1. Molecular Mechanism of Action of New Drugs on Glucocorticoid and Mineralocorticoid Receptors
AGAMREE® (vamorolone) is an FDA-approved prescription medicine used to treat Duchenne muscular dystrophy (DMD), which is the most common and severe form of muscular dystrophy. In clinical trials, vamorolone has shown the ability to maintain muscle strength, similar to prednisolone therapy, but with fewer associated safety concerns, such as behavior changes and growth delays. Additionally, vamorolone has demonstrated cardiac protective efficacy in DMD mouse studies. Vamorolone acts as a selective glucocorticoid receptor (GR) agonist for anti-inflammation and a weak mineralocorticoid receptor (MR) antagonist for cardiac protection. Our research focuses on defining the structural and molecular mechanisms of action of vamorolone as it targets these steroid receptors. Our long-term goal is to use these mechanistic insights for developing new strategies to combat inflammatory and cardiovascular disorders.

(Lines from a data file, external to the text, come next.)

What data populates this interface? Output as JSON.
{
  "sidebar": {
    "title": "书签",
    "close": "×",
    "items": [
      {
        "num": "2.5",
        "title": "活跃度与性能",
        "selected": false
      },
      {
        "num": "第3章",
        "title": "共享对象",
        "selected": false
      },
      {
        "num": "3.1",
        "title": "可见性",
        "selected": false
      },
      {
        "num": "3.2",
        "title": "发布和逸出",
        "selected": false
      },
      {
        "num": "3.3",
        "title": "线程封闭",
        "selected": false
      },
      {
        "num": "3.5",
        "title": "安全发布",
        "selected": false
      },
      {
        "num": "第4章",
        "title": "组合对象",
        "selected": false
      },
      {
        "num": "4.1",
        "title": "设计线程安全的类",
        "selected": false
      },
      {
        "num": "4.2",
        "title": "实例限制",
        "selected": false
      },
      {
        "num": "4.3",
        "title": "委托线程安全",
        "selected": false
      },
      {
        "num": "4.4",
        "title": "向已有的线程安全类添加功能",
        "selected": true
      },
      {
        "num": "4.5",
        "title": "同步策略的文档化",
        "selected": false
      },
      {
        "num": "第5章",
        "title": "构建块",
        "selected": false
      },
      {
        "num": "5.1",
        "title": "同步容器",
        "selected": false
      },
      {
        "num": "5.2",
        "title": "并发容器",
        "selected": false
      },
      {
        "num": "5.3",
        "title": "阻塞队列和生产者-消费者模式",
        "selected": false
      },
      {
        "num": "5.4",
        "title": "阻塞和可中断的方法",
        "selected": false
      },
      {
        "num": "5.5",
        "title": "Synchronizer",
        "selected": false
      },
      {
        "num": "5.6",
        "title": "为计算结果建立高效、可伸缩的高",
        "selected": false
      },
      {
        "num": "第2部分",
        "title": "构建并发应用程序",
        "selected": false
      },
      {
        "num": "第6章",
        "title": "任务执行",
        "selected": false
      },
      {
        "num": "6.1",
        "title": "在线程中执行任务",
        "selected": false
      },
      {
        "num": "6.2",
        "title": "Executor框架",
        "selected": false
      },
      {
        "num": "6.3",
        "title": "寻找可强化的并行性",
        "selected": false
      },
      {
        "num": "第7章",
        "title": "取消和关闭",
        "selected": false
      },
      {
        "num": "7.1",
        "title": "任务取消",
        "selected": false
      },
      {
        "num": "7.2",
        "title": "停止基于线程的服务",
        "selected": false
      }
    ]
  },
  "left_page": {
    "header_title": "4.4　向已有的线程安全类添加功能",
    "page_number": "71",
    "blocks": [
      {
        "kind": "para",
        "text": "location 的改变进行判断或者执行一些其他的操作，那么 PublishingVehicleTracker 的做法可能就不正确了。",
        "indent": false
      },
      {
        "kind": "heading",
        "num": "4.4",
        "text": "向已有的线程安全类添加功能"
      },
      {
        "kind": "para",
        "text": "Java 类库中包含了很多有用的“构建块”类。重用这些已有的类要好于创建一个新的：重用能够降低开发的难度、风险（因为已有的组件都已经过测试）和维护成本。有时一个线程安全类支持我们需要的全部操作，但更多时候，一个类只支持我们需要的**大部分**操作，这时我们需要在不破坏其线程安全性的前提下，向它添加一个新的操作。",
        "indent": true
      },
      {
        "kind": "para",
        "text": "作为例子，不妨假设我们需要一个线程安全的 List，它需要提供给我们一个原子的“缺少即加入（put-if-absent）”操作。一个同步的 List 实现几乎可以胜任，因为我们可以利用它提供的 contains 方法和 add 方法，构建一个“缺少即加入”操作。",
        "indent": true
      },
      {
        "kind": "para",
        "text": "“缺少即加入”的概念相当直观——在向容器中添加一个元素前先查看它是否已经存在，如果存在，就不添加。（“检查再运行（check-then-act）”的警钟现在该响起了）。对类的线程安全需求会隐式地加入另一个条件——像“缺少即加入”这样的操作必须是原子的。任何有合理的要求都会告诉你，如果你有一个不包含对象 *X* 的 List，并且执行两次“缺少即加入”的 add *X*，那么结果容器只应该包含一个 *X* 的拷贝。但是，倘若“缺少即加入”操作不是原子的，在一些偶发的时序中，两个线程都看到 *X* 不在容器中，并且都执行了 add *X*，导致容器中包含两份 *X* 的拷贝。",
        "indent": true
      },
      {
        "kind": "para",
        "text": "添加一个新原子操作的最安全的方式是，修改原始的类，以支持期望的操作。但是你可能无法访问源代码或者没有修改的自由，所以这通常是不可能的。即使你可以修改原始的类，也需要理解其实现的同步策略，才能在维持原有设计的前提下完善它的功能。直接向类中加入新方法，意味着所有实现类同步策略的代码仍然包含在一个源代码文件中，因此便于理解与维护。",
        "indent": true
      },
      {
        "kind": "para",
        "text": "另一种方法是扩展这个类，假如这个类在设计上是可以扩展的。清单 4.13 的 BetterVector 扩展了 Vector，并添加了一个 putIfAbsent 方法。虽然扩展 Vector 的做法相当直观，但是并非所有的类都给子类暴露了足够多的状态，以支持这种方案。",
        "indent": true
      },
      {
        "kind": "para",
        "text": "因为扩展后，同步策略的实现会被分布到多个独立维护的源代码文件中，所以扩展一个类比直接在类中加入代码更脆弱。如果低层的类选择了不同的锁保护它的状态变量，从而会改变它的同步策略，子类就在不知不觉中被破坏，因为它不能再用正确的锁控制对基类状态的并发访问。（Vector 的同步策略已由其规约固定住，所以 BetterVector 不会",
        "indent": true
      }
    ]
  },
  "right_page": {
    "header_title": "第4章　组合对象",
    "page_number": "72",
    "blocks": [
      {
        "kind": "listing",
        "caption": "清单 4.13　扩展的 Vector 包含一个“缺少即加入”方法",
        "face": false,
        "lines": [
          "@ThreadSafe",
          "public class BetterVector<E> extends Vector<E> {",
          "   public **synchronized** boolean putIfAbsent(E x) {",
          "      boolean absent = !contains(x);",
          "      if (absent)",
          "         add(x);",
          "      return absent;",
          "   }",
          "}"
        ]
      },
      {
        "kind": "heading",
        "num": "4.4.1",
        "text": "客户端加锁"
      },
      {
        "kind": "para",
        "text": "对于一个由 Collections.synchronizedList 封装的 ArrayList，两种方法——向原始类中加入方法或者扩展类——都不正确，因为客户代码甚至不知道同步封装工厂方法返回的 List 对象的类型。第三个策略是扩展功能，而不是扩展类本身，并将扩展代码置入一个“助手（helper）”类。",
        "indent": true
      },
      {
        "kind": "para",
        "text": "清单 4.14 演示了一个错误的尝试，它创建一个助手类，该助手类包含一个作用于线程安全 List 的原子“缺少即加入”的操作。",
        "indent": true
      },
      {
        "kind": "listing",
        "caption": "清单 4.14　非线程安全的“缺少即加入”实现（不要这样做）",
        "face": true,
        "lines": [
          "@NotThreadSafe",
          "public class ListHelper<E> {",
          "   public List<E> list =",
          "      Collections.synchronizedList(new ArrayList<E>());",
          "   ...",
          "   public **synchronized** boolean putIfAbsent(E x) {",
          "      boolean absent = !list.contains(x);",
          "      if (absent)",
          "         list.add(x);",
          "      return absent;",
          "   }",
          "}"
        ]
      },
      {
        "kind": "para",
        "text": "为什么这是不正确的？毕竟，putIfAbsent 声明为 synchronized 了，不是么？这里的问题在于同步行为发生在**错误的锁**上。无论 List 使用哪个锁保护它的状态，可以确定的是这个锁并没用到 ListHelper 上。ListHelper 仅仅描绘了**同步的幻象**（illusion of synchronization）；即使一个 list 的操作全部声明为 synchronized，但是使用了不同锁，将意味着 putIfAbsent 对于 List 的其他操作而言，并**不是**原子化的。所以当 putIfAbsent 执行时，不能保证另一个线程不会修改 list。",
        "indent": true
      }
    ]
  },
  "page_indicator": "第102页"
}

2. Multifaceted Regulation of Mineralocorticoid Receptor Transcriptional Activities
The steroid receptors share a highly disordered N-terminal domain (NTD), and two folded domains: a DNA-binding domain (DBD) and a C-terminal ligand binding domain (LBD), connected by a small unstructured hinge region. Despite numerous studies focusing on the individual LBD and DBD, how ligands elicit full-length NR activities remains elusive with massive knowledge gaps in the roles of NTD and allostery between DBD and LBD. The long-term goal of the laboratory is to develop the molecular-level understanding of the mechanism underlying the steroid receptor transcriptional activity by using mineralocorticoid receptor (MR) as an exemplary member. We will focus on 1) how NTD and hinge region regulate MR transcription by forming biomolecular condensates and 2) determine how the interdomain and intradomain allostery tune the MR-mediated transcription. An integration of biophysical approaches with structural biology and phase separation studies is essential to decipher this highly dynamic and disordered system and will be used here.
3. Evolutionary and Structural Insights into Ligand Specificity Switch in Steroid Receptors
In vertebrates, the mineralocorticoid receptor (MR) diverged from the glucocorticoid receptor (GR) through gene duplication approximately 450 million years ago. In terrestrial vertebrates, MR plays a crucial role in regulating sodium and potassium levels in response to aldosterone, whereas teleosts lack the ability to synthesize aldosterone. Progesterone, a steroid hormone involved in the menstrual cycle, pregnancy, and embryogenesis, acts as an MR antagonist in tetrapods but functions as an MR agonist in teleosts. The ability of these closely related receptors to elicit divergent responses to the same ligand is particularly intriguing. We leverage phylogenetically ancestral corticosteroid receptors (AncCR) to explore ligand specificity across extant hormones and drugs such as testosterone, progesterone, dexamethasone, and spironolactone. Our research aims to define the key residues and structural basis governing the specificity switch during evolution. Ultimately, our goal is to use these ancient proteins to better understand the cross-reactivity and off-target pharmacology of synthetic hormone drugs, combining structural and evolutionary biology approaches.